Update Flow When the button is pressed, the data changes trigger a diff operation that generates a new V‑Dom tree, compares it with the old one, and produces a list of mutations. These mutations are propagated through the same channels to update the Component and Render trees efficiently.
Planning Summary Current implementation uses three threads to avoid blocking the JS and UI threads, but the extra view hierarchy on HarmonyOS and N‑API communication introduce performance overhead.

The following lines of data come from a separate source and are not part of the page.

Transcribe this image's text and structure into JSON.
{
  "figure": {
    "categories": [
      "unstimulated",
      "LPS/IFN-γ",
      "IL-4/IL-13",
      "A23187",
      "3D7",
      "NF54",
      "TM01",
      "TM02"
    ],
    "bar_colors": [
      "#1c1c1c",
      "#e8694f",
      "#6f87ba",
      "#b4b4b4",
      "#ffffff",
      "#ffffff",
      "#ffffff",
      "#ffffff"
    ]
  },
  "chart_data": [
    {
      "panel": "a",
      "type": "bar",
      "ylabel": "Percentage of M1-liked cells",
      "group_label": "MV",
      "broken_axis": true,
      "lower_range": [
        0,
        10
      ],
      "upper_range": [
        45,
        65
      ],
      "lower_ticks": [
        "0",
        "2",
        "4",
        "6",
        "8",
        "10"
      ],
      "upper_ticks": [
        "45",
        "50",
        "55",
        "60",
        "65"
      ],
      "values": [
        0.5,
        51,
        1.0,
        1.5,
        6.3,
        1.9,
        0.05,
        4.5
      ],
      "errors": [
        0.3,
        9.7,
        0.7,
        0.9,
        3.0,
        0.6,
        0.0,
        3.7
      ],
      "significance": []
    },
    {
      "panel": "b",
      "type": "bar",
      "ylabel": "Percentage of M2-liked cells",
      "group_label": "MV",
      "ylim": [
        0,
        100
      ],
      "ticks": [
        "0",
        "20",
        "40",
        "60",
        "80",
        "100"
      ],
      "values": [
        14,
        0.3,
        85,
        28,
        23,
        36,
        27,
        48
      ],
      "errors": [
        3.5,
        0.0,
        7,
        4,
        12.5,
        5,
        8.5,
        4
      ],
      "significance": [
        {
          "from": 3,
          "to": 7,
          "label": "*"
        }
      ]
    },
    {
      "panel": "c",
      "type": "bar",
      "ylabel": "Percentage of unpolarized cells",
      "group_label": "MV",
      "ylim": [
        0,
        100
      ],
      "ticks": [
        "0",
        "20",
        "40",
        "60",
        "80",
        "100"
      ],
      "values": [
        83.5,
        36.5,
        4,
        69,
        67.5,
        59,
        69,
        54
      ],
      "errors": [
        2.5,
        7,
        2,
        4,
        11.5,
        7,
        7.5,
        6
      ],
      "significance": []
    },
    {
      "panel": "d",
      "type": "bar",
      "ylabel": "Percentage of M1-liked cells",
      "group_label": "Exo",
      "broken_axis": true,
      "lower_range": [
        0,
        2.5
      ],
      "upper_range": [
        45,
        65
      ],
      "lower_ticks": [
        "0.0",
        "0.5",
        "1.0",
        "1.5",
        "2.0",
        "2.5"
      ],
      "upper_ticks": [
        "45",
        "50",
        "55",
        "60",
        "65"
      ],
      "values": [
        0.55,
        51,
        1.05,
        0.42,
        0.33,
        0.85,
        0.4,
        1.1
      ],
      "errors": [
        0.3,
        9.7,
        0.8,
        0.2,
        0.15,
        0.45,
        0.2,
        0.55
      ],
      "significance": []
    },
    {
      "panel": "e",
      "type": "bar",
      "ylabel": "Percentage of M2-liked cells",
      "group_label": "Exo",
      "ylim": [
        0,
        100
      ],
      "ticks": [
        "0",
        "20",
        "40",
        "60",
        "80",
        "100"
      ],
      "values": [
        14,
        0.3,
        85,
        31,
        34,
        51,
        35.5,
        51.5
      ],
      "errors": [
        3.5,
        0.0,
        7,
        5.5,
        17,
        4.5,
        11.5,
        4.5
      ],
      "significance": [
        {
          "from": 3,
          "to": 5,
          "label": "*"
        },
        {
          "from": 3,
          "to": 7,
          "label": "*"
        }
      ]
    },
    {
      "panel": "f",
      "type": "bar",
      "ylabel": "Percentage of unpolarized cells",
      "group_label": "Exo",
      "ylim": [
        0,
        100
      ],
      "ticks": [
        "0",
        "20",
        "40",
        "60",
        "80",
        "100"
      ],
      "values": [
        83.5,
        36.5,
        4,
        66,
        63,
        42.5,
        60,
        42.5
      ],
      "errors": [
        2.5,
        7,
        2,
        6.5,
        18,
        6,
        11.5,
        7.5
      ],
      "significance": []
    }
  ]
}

Future work aims to integrate HarmonyOS C‑API directly in the C++ layer to halve the view hierarchy depth and reduce cross‑language costs, improving rendering performance.
Conclusion The Roma solution provides a unified, high‑performance cross‑platform framework that bridges Android, iOS, HarmonyOS, and Web, offering developers a single codebase with native‑level performance and extensibility.